5. Never For Ever (1980)
“As soon as I met the Fairlight,” Bush admitted in 1985 about the digital sampling synthesiser, “I realised that it was something I really couldn’t do without because it was just so integral to what I wanted to do with my music.” The possibilities are obvious on ‘Never For Ever’, the most lush of her albums to that point, where dreamy Minnie Riperton soul (‘Blow Away’) meets berserk vamping rock (‘Babooshka’). Its finest moment is the haunting ‘Breathing’ with Bush facing up to the burgeoning nuclear crisis as weapons move into Greenham Common. “What are we going to do/We are all going to die” is as direct as she ever gets, and has all the more grim power for that.
4. The Dreaming (1982)
This was where Bush started to take complete creative control, and the results were – well – pretty short on hit singles anyway. Feral, philosophical opener ‘Sat In Your Lap’ grazed the top 10, but the panting title track, the courtly ‘Suspended In Gaffa’ and the insane, corblimey caper ‘There Goes A Tenner’ did nothing. It’d get more unhinged with the donkey brays on ‘Get Out Of My House’ as Bush revelled in her freedom, sealing a reputation as a wild-eyed genius kook even as she gave her career a near-mortal clout. She would take a few years to regroup, commercially anyway, but ‘The Dreaming’ is about adventure beyond borders.

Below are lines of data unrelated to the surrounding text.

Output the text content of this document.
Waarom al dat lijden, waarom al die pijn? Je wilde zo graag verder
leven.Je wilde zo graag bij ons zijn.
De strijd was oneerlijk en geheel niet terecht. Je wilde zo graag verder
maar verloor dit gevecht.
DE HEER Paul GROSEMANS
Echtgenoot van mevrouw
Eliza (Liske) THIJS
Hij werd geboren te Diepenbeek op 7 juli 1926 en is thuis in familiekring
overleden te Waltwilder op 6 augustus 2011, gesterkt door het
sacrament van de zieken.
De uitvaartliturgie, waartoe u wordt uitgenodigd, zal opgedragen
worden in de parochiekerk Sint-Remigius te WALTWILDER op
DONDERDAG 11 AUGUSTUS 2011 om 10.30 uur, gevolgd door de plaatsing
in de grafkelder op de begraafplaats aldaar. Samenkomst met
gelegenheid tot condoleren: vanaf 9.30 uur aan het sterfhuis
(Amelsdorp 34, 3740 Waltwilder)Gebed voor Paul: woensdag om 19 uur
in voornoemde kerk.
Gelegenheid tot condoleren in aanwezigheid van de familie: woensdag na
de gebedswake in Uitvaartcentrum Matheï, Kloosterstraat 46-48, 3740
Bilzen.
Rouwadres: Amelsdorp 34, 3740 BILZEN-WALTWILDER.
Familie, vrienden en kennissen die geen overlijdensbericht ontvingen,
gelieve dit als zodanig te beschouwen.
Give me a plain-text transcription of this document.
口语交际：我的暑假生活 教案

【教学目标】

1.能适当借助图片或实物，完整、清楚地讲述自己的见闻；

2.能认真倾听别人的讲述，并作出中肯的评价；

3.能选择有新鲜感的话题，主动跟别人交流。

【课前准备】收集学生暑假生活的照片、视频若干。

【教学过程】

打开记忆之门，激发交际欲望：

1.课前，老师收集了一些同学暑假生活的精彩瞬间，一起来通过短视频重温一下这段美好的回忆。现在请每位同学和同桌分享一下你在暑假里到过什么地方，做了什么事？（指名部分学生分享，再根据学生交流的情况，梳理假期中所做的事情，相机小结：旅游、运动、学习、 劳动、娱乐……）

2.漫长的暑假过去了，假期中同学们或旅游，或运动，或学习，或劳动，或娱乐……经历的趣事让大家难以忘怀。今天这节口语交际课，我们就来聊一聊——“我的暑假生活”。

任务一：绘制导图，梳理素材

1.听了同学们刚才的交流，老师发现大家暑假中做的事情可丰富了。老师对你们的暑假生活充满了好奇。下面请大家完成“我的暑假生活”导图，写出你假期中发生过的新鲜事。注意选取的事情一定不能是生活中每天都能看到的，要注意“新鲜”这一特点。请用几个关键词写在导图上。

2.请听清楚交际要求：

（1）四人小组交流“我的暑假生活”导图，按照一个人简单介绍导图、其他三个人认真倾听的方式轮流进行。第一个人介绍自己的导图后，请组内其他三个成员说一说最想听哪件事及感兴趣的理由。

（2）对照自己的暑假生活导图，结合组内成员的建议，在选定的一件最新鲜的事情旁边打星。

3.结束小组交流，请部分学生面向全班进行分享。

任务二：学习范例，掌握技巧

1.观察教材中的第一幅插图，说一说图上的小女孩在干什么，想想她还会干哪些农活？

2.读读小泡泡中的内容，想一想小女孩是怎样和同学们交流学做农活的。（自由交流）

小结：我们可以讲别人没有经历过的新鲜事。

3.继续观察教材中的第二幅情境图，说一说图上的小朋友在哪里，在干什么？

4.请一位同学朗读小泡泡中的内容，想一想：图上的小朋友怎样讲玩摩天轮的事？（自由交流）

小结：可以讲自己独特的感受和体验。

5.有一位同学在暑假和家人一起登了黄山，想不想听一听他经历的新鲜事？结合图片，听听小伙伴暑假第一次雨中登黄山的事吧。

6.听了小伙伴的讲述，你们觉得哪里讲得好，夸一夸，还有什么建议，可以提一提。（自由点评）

3. The Sensual World (1989)
Only Kate Bush would make an album boasting a song – ‘Heads We’re Dancing’ – about dancing, or not, with Hitler, but ‘The Sensual World’ stands out for more wholesome reasons. There’s the oozing title track with Bush playing the orgasmic Molly Bloom from Ulysses (but without permission, at this stage, to actually quote the book), the soaring, skittering and plain anthemic ‘Love And Anger’, and of course ‘This Woman’s Work’, one of the clutch of Bush songs that’ll always be right there, almost unbearable in its regret and dwindling hope.
2. Aerial (2005)
So that’s how Bush managed to stay out of the public eye for so long. “Eye of Braille/Hem of anorak/Stem of wallflower/Hair of doormat” – that’s the recipe of ‘How To Be Invisible’. It worked for 12 years, before she returned in a blaze of… honey, as it happens. Divided into two parts, ‘A Sea Of Honey’ and’ A Sky Of Honey’, ‘Aerial’ is a happy album that celebrates Bush’s son on the Tudor folk of ‘Bertie’ and her late mum on the delicate ‘A Coral Room’. Musical phrases repeat throughout, creating the feeling of a suite that swoops from the heart-stopping hooks of ‘Prologue’ to the Balearic funk of ‘Nocturn’. She even makes listing the components of Pi sound sensuous.
1. Hounds Of Love (1985)
“I wish I had a five-year plan but I never plan too far ahead,” Bush told NME in 1982. “I get into trouble because I always take longer to do things than I expect.” By the time ‘Hounds Of Love”s advance guard ‘Running Up That Hill’ arrived in 1985, Bush had been stuck on the ‘missing’ list – imagine getting worked up by a three-year gap now. So much made ‘Hounds Of Love’ worth that wait – the saucy sexual abandon of the title track, the dreamlike glitching phases of ‘Waking The Witch’, gorgeous fairy light coda ‘The Morning Fog’, the absolutely expressible joy of ‘Cloudbusting’ (“But just saying it could even make it happen!”) – and every bit of it makes it worth revisiting now.